亲情的疼痛与无解
《金枝》中引了一句罗曼·罗兰的话:“世界上只有一种真正的英雄主义,那就是认清生活的真相后依然热爱生活。”文中还有一句:“忧愁在漫长的时间里像一盘石磨,沉沉地压了我几十载。”周语同的一生,满满的伤痛。本来是父亲的心尖儿,却因一次在办公室报纸上的胡乱描画,差点毁掉父亲的政治生命,从此失去了父爱。在家里,爱美就是学坏的同义词。她一心想着要走出去,不为理想,只是想离开父母,离开这个冷漠得没有一丝温暖的家。
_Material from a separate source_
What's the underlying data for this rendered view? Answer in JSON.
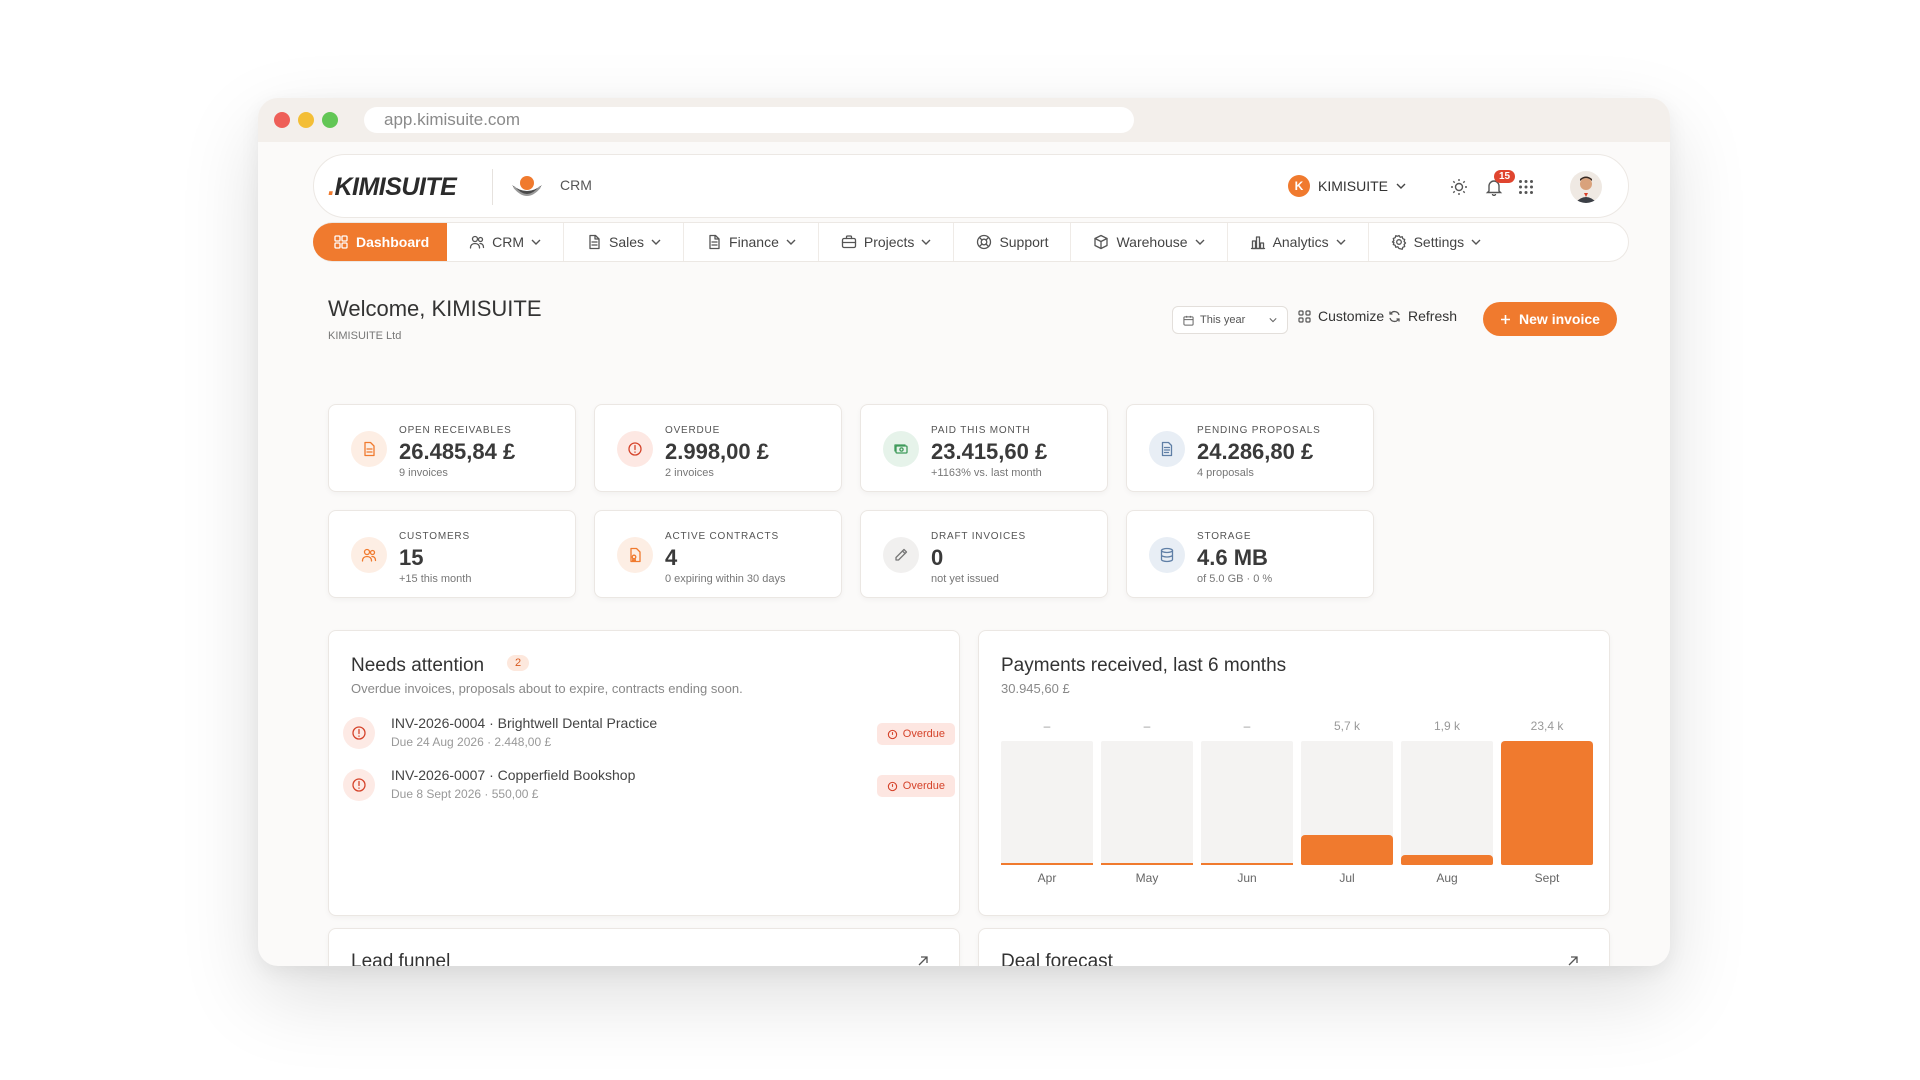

更可怕的是,父亲是离过婚的,而且前边还有一个女儿拴妮子,这在当年是多大的一个丑闻!不论家搬到哪儿,拴妮子都会在邻居中大谈后妈的种种不好:不让她进城;她们娘儿俩在乡下种地,没人管没人问;她妈是裹脚女人,种地很苦很累;她在家帮妈妈干活儿,学都没上过一天。
“我”恨父亲,他惊慌失措,尽失往昔的威武担当。“我”抱起开水瓶,幻想她被开水烫得皮开肉绽抱头鼠窜的样子,该多么解恨!“我”有多么恨她啊!但母亲若无其事地夺过了“我”的开水瓶。
“我”差点去了部队,是父亲阻拦了“我”。那个时代,去部队几乎是中国每个青年的梦想。“我像置身在四面空旷的荒野里。在我渐渐长大的日子里,常常孤独到绝望。”这是一个中原少女寒彻心底的呼喊。那一代的少女,有心逃离的到底还有多少?
长大后,周语同努力把自己活成了家族的荣耀,成了家族的强势人物。这一切,不是因为爱和顺从,而是因为要让父亲有被打脸的感觉。她在葬礼上用金钱来击溃拴妮子的贪婪,用高傲来报复故意伤害自己的“姐姐”。
追逐家族的荣耀,竟然是以童年的伤害为始。而那种童年的无助和羞辱,是多少人成长的暗伤?父亲的冷漠和无视,是多少孩子的难言之痛?
作者把家庭中的这团冷气写得鲜血淋漓,令人想起鲁迅的那个古老问题:我们怎样做父亲?一些评论家认为,《金枝》的“审父”情结写得比较出色。的确,“我”在“审父”之后,在父亲去世之后,才重新认清了父亲,理解了父亲。一生几乎不回乡的父亲,其实爱家爱族爱故土,爱老宅旁祖先种的粗壮的桕树。但对“我”来说,并不能就此选择原谅。这,才是真实的生活中的我们。